By 22 August 1770, the Endeavour had reached an island in the Torres Strait–Bedanug (or Bedhan Lag) home of the Kaurareg people, known in English as ‘Possession Island’, where Cook allegedly ‘hoisted English Colours’ and claimed the eastern coast of New Holland for the British King George III, calling it ‘New South Wales’. But the verity of this event is being questioned. Doubts are being raised as to whether Cook could have landed on the island at all. Joseph Banks, the botanist on the Endeavour, does not mention this event in his own journal of the 1770 voyage, although he mentions going ashore on an island in a diary entry on 21 August. The purpose of this landing was to ascertain whether an area of sea the crew could see from the Endeavour‘s mast was a bay or a passage through which the ship could be steered. Three ‘Indians’ were standing on the beach either to ‘oppose or assist our landing’ according to Banks.
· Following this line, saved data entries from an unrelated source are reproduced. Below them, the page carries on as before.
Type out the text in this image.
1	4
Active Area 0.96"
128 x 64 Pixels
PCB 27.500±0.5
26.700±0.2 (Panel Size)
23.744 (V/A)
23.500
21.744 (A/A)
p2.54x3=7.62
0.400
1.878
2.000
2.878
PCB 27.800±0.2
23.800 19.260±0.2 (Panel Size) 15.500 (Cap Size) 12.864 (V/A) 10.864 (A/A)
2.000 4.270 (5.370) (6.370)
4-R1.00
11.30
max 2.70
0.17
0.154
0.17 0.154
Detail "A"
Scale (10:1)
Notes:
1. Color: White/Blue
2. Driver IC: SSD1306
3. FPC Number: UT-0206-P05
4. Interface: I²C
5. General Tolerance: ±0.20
Once on land, he records that after musket shots ‘they [the local people] all walked leisurely away’. Banks’s diary records that the party from the Endeavour climbed a hill from which they could see ‘a streight’. His diary entry for 22 August indicates that the party had returned as from the ship they could see women gathering shellfish on the beach. See The Endeavour Journal of Sir Joseph Banks [Journal from 25 August 1768–12 July 1771], an e-book by Project Gutenberg at:
This is a transcribed version of Joseph Banks’s journal. The State Library of New South Wales holds the original Banks diary, however the pages relevant to the landing on Bedanug Island are not available online to check.

The truth of Australia’s history is being revealed bit by bit.